Twenty minutes into Rubber you’re going to be shaking your head, utterly bewildered, ready to click it off for good.

Don’t.

It would be a typical horror movie — the serial killer rolls around a desert town blowing off the heads of innocent victims — if our killer wasn’t a telepathic tire. His name is Robert, and he enjoys preying on birds, squirrels and girls. Soon, a local police lieutenant learns about Robert’s path of destruction and begins to track him down.

If the personified tire isn’t strange enough, don’t worry — it gets worse.

There’s a group of spectators on the hill in the distance. They’re watching Robert through binoculars as if they’ve planned to see this movie unfold. Their purpose is never quite explained and eventually all but one die after eating poisoned turkey. The lone survivor, a man in a wheelchair, goes on a mission to seek revenge, but he can’t tread on Robert.

It’s hard to enjoy Rubber if you’re expecting any standards of rationality to be upheld. It’s definitely absurd, but that doesn’t necessarily make it a bad movie. As a horror-comedy, it successfully weaves witty, ridiculous humor with jump-worthy moments. It’s not exceptionally scary — darker than anything else.

Rubber’s sole purpose is to play with audience expectations and that’s made very clear from the onset. In the opening lines, the sheriff asks, “In the movie E.T., why is the alien brown? No reason. In Love Story, why do the two characters fall madly in love with each other? No reason.”

He continues to throw out various movie scenarios, all with the explanation “no reason.” It appears he’s offering you an answer to the inevitable shock you’ll experience a few minutes later when a tire blows up a small animal.

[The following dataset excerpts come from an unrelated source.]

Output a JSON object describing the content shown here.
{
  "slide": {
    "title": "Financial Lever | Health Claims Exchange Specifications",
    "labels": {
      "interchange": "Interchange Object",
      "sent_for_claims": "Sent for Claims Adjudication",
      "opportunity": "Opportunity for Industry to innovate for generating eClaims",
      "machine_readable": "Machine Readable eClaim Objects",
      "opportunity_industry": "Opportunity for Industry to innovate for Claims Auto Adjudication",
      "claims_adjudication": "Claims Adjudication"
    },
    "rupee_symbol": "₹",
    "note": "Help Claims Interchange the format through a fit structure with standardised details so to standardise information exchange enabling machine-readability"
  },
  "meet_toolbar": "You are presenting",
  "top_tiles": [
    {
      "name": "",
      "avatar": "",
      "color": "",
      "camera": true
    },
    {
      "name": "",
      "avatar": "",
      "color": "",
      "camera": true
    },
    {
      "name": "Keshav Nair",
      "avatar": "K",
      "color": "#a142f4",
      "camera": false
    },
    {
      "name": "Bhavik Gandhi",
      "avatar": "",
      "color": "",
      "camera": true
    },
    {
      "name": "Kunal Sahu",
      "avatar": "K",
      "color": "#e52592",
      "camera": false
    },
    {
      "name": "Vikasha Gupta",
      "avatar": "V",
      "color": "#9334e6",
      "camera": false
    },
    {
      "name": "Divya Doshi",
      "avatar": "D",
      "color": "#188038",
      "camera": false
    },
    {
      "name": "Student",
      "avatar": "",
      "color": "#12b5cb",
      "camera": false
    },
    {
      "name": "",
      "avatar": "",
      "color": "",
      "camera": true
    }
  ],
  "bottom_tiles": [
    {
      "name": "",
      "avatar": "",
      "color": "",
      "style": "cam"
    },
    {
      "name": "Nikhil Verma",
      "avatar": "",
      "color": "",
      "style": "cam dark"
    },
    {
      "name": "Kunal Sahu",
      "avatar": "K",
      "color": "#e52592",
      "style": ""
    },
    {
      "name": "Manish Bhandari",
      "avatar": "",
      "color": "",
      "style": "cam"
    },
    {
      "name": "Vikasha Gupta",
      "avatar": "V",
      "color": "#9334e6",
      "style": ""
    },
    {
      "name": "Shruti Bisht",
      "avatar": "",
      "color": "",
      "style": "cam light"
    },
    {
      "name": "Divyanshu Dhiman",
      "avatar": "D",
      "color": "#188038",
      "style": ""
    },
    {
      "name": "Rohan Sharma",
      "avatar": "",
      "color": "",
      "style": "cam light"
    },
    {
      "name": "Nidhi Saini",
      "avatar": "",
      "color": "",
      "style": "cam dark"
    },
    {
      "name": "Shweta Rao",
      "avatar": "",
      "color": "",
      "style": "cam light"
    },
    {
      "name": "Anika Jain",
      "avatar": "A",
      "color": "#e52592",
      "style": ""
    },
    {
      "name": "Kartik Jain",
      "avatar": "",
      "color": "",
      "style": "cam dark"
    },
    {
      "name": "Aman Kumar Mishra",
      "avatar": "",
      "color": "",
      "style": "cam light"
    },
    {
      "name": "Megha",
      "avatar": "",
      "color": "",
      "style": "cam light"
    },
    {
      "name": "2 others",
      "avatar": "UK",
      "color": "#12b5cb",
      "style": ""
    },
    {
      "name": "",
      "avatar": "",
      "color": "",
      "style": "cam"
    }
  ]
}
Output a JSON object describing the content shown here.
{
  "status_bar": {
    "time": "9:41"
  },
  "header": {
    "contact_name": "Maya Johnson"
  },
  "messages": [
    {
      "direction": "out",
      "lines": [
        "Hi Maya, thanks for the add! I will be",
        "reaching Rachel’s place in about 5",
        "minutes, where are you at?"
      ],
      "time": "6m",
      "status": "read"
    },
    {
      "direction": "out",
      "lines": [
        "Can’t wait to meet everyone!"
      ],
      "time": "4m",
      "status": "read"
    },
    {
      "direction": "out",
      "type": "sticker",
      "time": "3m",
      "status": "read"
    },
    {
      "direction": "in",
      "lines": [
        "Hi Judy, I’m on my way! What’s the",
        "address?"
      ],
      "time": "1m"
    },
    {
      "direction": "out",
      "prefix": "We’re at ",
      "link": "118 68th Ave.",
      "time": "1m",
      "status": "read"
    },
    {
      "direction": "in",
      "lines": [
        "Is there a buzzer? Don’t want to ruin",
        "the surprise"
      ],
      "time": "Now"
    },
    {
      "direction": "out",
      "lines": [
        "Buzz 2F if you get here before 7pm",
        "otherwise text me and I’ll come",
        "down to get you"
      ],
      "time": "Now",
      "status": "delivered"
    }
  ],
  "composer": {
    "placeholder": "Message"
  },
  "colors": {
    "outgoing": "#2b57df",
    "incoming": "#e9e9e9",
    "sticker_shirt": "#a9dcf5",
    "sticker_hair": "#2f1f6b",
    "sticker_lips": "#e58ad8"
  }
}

Rubber doesn’t have the ‘predictable unpredictability’ of horror movies nor is it easily digestible like most comedies. It only promises to confuse you and cause you to re-evaluate your Netflix movie-picking abilities.

And after all that, it’s actually worth watching. Rubber is ridiculous, but that’s what makes it unique. It demands to be appreciated for its extreme out-there-ness that’s not easily found in blockbuster movies. The jokes are subtle but it’s clear the film doesn’t take itself seriously and the audience isn’t supposed to either.

As far as the cinematography is concerned, it’s a well-done and visually interesting movie. The tire’s perspective gives Robert a little more depth as a character and, oddly enough, allows the audience to understand what he’s feeling. The desert setting serves the plot well, and the abandoned landscape and dilapidated buildings make Robert’s doings more eerie and almost, somehow, more believable.

Rubber isn’t instantly likable, but it’s creative and bizarrely captivating. It hasn’t gained much traction in the world of popular movies, but, if you’re tired of boring, Rubber is definitely worth checking out. At the very least, in less than 90 minutes, you’ll have watched something impossible to explain to your grandmother at the next family dinner.